On June 23, 2008, the RTC of Pasig issued its Decision in the interpleader case ordering Sps. Braña to pay the real estate taxes from the year 1996 up to the present to the City of Pasig. The RTC of Pasig ruled that while it is improper for the court to declare any finding as to the actual location of the subject properties, since the same is within the jurisdiction of the RTC of Antipolo City, the court is still bound by the locational entries appearing on the TCTs. Thus, unless corrected by competent authority, the locational entries in the TCTs, that the properties are situated in Brgy. Santolan, Municipality of Pasig, is controlling.
Aggrieved, the Municipality of Cainta directly filed before the Supreme Court a Petition for Review on Certiorari.
Whether or not the real estate taxes due upon the subject properties owned by Sps. Braña should be paid to the City of Pasig as ruled by the RTC of Pasig in the interpleader case.

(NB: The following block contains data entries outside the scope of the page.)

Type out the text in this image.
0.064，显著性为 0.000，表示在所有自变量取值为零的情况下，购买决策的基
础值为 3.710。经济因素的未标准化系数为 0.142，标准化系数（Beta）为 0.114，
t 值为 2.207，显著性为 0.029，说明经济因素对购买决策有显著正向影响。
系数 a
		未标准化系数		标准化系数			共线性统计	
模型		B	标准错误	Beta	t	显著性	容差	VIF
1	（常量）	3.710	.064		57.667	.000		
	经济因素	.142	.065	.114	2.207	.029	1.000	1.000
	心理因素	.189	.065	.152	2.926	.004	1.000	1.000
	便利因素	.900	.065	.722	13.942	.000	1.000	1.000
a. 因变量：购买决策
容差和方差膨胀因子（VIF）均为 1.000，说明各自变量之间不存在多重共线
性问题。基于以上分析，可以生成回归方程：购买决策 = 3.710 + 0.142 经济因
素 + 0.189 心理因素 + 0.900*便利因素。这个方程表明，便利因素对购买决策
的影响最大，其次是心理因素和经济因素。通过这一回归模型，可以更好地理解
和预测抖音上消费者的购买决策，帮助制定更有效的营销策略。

The local government unit where the property is situated has the right to collect taxes therefrom. Thus, to determine who has the right to collect taxes from Sps. Braña, it is necessary to determine the location of the property. However, this Court cannot make any definitive ruling on the location of the property due to the pending boundary dispute case between the City of Pasig and the Municipality of Cainta.

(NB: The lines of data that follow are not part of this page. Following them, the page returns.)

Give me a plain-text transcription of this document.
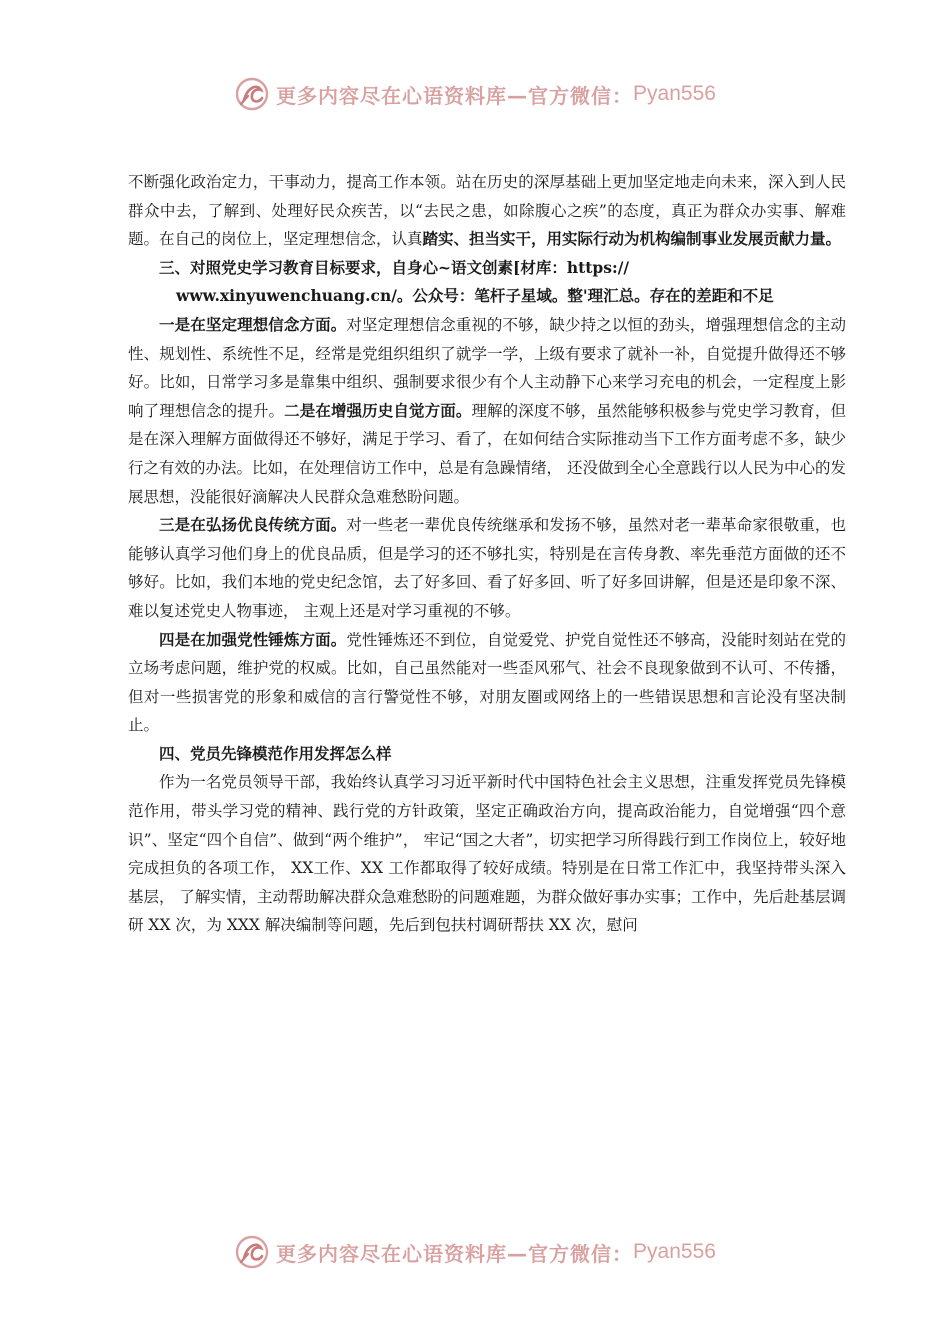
更多内容尽在心语资料库—官方微信： Pyan556

不断强化政治定力，干事动力，提高工作本领。站在历史的深厚基础上更加坚定地走向未来，深入到人民群众中去，了解到、处理好民众疾苦，以“去民之患，如除腹心之疾”的态度，真正为群众办实事、解难题。在自己的岗位上，坚定理想信念，认真踏实、担当实干，用实际行动为机构编制事业发展贡献力量。

三、对照党史学习教育目标要求，自身心~语文创素[材库：https://

www.xinyuwenchuang.cn/。公众号：笔杆子星域。整'理汇总。存在的差距和不足

一是在坚定理想信念方面。对坚定理想信念重视的不够，缺少持之以恒的劲头，增强理想信念的主动性、规划性、系统性不足，经常是党组织组织了就学一学，上级有要求了就补一补，自觉提升做得还不够好。比如，日常学习多是靠集中组织、强制要求很少有个人主动静下心来学习充电的机会，一定程度上影响了理想信念的提升。二是在增强历史自觉方面。理解的深度不够，虽然能够积极参与党史学习教育，但是在深入理解方面做得还不够好，满足于学习、看了，在如何结合实际推动当下工作方面考虑不多，缺少行之有效的办法。比如，在处理信访工作中，总是有急躁情绪， 还没做到全心全意践行以人民为中心的发展思想，没能很好滴解决人民群众急难愁盼问题。

三是在弘扬优良传统方面。对一些老一辈优良传统继承和发扬不够，虽然对老一辈革命家很敬重，也能够认真学习他们身上的优良品质，但是学习的还不够扎实，特别是在言传身教、率先垂范方面做的还不够好。比如，我们本地的党史纪念馆，去了好多回、看了好多回、听了好多回讲解，但是还是印象不深、难以复述党史人物事迹， 主观上还是对学习重视的不够。

四是在加强党性锤炼方面。党性锤炼还不到位，自觉爱党、护党自觉性还不够高，没能时刻站在党的立场考虑问题，维护党的权威。比如，自己虽然能对一些歪风邪气、社会不良现象做到不认可、不传播，但对一些损害党的形象和威信的言行警觉性不够，对朋友圈或网络上的一些错误思想和言论没有坚决制止。

四、党员先锋模范作用发挥怎么样

作为一名党员领导干部，我始终认真学习习近平新时代中国特色社会主义思想，注重发挥党员先锋模范作用，带头学习党的精神、践行党的方针政策，坚定正确政治方向，提高政治能力，自觉增强“四个意识”、坚定“四个自信”、做到“两个维护”， 牢记“国之大者”，切实把学习所得践行到工作岗位上，较好地完成担负的各项工作， XX工作、XX 工作都取得了较好成绩。特别是在日常工作汇中，我坚持带头深入基层， 了解实情，主动帮助解决群众急难愁盼的问题难题，为群众做好事办实事；工作中，先后赴基层调研 XX 次，为 XXX 解决编制等问题，先后到包扶村调研帮扶 XX 次，慰问

更多内容尽在心语资料库—官方微信： Pyan556
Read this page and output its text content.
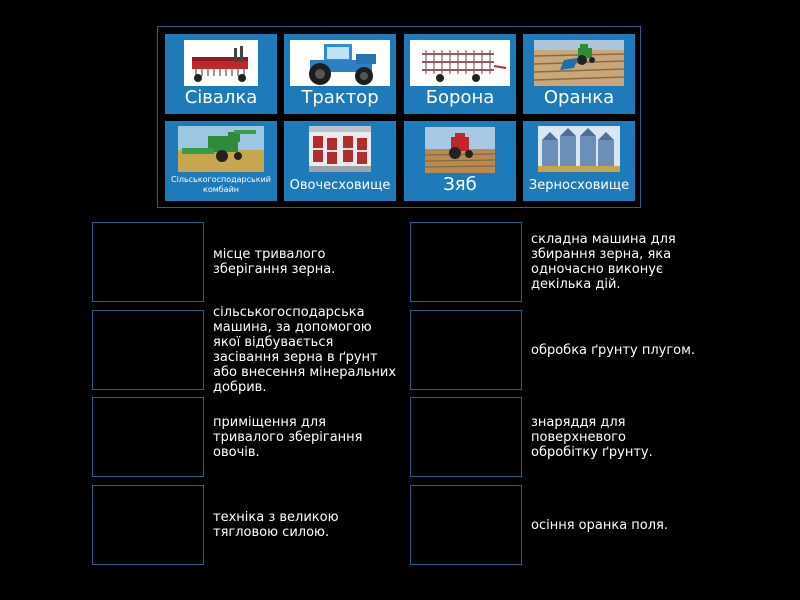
Сівалка	Трактор	Борона	Оранка
Сільськогосподарський комбайн	Овочесховище	Зяб	Зерносховище
місце тривалого зберігання зерна.
сільськогосподарська машина, за допомогою якої відбувається засівання зерна в ґрунт або внесення мінеральних добрив.
приміщення для тривалого зберігання овочів.
техніка з великою тягловою силою.
складна машина для збирання зерна, яка одночасно виконує декілька дій.
обробка ґрунту плугом.
знаряддя для поверхневого обробітку ґрунту.
осіння оранка поля.
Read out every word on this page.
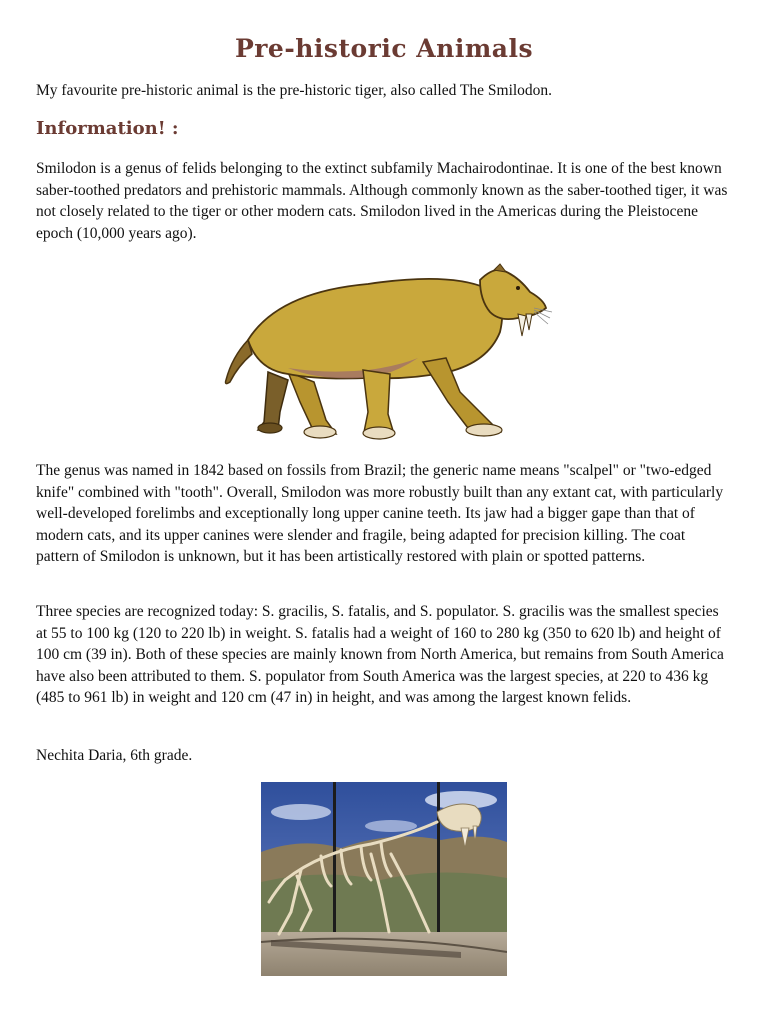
Pre-historic Animals

My favourite pre-historic animal is the pre-historic tiger, also called The Smilodon.

Information! :

Smilodon is a genus of felids belonging to the extinct subfamily Machairodontinae. It is one of the best known saber-toothed predators and prehistoric mammals. Although commonly known as the saber-toothed tiger, it was not closely related to the tiger or other modern cats. Smilodon lived in the Americas during the Pleistocene epoch (10,000 years ago).

The genus was named in 1842 based on fossils from Brazil; the generic name means "scalpel" or "two-edged knife" combined with "tooth". Overall, Smilodon was more robustly built than any extant cat, with particularly well-developed forelimbs and exceptionally long upper canine teeth. Its jaw had a bigger gape than that of modern cats, and its upper canines were slender and fragile, being adapted for precision killing. The coat pattern of Smilodon is unknown, but it has been artistically restored with plain or spotted patterns.

Three species are recognized today: S. gracilis, S. fatalis, and S. populator. S. gracilis was the smallest species at 55 to 100 kg (120 to 220 lb) in weight. S. fatalis had a weight of 160 to 280 kg (350 to 620 lb) and height of 100 cm (39 in). Both of these species are mainly known from North America, but remains from South America have also been attributed to them. S. populator from South America was the largest species, at 220 to 436 kg (485 to 961 lb) in weight and 120 cm (47 in) in height, and was among the largest known felids.

Nechita Daria, 6th grade.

While it is true that Pasig is the location indicated in the TCTs, the Municipality of Cainta have long assessed the same for tax purposes and Sps. Braña were paying the real estate taxes to the Municipality of Cainta. It was only in 1997 that the City of Pasig assessed the properties for real estate tax purposes. Thus, while the TCTs state that the location is in Pasig, the same cannot be relied in this case because the location of the property is precisely in dispute. The RTC of Antipolo, which has jurisdiction over the boundary dispute case, would be the best forum to determine the precise metes and bounds of the City of Pasig’s and the Municipality of Cainta’s respective territorial jurisdiction, as well as the extent of each local government unit’s authority, such as its power to assess and collect real estate taxes.

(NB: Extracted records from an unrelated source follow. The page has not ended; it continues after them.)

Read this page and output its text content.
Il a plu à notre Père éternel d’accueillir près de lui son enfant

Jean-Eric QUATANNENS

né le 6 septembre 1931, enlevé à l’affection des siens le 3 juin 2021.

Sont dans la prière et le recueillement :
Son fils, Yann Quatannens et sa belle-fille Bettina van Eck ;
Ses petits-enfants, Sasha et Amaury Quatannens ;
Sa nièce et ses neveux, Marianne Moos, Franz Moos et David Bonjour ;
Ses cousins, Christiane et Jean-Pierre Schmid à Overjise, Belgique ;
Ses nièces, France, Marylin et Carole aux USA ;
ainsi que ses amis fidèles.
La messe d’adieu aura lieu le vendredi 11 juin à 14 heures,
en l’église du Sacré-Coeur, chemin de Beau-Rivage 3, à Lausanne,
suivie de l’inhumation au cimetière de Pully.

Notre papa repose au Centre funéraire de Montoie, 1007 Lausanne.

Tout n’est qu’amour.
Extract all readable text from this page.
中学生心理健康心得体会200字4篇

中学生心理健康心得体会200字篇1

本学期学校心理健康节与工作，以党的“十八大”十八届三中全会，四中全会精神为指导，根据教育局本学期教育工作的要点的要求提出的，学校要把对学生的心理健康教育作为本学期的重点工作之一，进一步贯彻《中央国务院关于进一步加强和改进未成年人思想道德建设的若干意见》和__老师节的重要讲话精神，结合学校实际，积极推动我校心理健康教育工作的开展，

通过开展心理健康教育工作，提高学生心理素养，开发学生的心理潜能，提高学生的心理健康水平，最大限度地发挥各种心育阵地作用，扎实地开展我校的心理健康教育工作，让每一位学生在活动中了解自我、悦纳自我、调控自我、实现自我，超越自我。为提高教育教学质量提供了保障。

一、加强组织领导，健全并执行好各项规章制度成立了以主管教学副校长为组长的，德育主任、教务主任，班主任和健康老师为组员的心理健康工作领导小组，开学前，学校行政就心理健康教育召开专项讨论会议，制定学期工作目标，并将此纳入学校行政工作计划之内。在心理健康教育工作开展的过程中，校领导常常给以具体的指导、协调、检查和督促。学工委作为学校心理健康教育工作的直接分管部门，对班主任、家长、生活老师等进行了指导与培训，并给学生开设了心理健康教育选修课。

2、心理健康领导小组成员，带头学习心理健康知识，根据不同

Ordering Sps. Braña to pay real estate taxes to the City of Pasig simply because of the locational entries in the TCTs would be counter-productive considering that the RTC of Antipolo has not yet rendered a definitive ruling as to the precise territorial jurisdiction of the City of Pasig and the Municipality of Cainta. Thus, it would be more prudent to avoid any further animosity between the two local government units. Sps. Braña are ordered to deposit the succeeding payment of real estate taxes due on the subject properties in an account with the Land Bank of the Philippines in escrow for the City of Pasig/the Municipality of Cainta. The proceeds of the same will be released to the local government adjudged by virtue of a final judgment on the issue of territorial jurisdiction over the disputed areas.
The City of Pasig and the Municipality of Cainta are both directed to await the final judgment of their boundary dispute case in Civil Case No. 94-3006.
Note: Compare with Municipality of Cainta v. City of Pasig.